In a wonderful article from December 2010 in Andon the authors of the catalogue raisonné on Kōitsu, Ross F. Walker and Toshikazu Doi, wrote:

"Mention the name Tsuchiya Kōitsu and most collectors imagine a Shin hanga landscape artist who followed in the footsteps of the likes of Kawase Hasui and Yoshida Hiroshi. It will thus surprise many to hear that Kōitsu's artistic career lasted far longer than Hasui's, and that his oeuvre consisted of a wide variety of contemporary art forms, including woodblock prints, lithographs, scrolls, and watercolours. He lived an eventful life..."

He was born on August 28, 1870 in the Hamamatsu area of Shizuoka prefecture, but moved to Tokyo at the age of 15 "...and became a trainee at a temple, from where, upon the temple priest's recommendation, he transferred to Matsuzaki Shumei's engraving studio as an apprentice. This is where Kōitsu's destiny as a Shín hanga artist began: Matsuzaki Shumei was closely associated with the artist Kobayashi Kiyochika (1847 -1915), the so-called father of kosen-ga (Western-style light-and-shade technique), and it has been suggested that through this association Matsuzaki was able to urge Kiyochika to accept Kōitsu as one of his resident pupils. While studying as an apprentice under Kiyochika Tsuchiya Kōitsu started using the name Kōitsu as his artist's name [after 9 years of apprenticeship and therefore by 1895]." His first two independent works were triptychs that dealt with the negotiations ending the Sino-Japanese war. They were published by Takekawa and Inoue in 1895. He was also trained in lithography by Kiyochika and the authors said they had found 12 such prints with Kōits's signature dated from 1897-1904. Later he published more than 100 lithographs with Daihei (i.e., Daikokuya, also known as Matsuki Heikichi.)

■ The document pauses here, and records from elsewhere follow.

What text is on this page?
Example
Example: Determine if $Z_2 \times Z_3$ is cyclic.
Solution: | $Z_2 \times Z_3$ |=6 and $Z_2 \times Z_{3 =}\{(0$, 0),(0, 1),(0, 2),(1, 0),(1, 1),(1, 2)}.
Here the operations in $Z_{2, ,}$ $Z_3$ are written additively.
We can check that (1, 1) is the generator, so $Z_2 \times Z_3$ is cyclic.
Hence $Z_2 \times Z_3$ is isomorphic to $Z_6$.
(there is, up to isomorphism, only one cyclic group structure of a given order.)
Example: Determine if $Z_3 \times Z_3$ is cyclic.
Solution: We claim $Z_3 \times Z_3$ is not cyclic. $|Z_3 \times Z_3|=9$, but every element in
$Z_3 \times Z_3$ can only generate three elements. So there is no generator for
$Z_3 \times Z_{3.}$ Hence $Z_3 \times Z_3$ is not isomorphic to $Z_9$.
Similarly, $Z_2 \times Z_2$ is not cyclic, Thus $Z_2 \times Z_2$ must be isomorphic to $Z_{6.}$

Around 1904-05 he was diagnosed with pleurisy and gave up lithography. He spent some time at a sanatorium in Chigasaki. He had been married once before but his first wife had died. While on another stay in Chigasaki he met his second wife who died shortly after giving birth to a daughter. The infant was cared for by his deceased wife's sister and while Kōitsu moved back to Tokyo he visited Chigasaki often. In time he married the sister and the three of them moved to Tokyo. Then Kōitsu and his wife and daughter moved back to Chigasaki in 1922. A year later the great quake struck, devastated Tokyo and the entire art scene and Chigasaki suffered greatly, too.

Kōitsu had developed a working relationship with Shōbidō as early as 1904. But it wasn't until the 1920s, after the Great Quake, that he started to produce art works for Tanaka Ryōzō (also known as Shōbidō Tanaka) for the growing Chinese market. These were mainly painted scrolls. The woodcuts he is so well known for did not take off until the 1930s.

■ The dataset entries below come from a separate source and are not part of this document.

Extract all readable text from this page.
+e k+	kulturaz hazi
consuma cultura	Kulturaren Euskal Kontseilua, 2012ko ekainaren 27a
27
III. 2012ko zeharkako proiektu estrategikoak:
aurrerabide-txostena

"While Kōitsu was busy painting hanging scrolls in Chigasaki, Watanabe Shōzaburō had been promoting the so-called Shin hanga movement. In November of 1931 Watanabe coordinated the Kobayashi Kiyochika Print Exhibition in Tokyo in commemoration of the seventeenth anniversary of the artist's death. This provided the opportune moment for Kōitsu to join the Shin hanga community for the first time..." In 1932 Kōitsu produced his first two landscape prints for Watanabe. Although they are undated on the print the scholarship appears to be solid for this attribution. Kōitsu's relationship with Watanabe lasted until 1940 during which time he produced 10 prints which were sold at or above comparable prices for those of Hasui.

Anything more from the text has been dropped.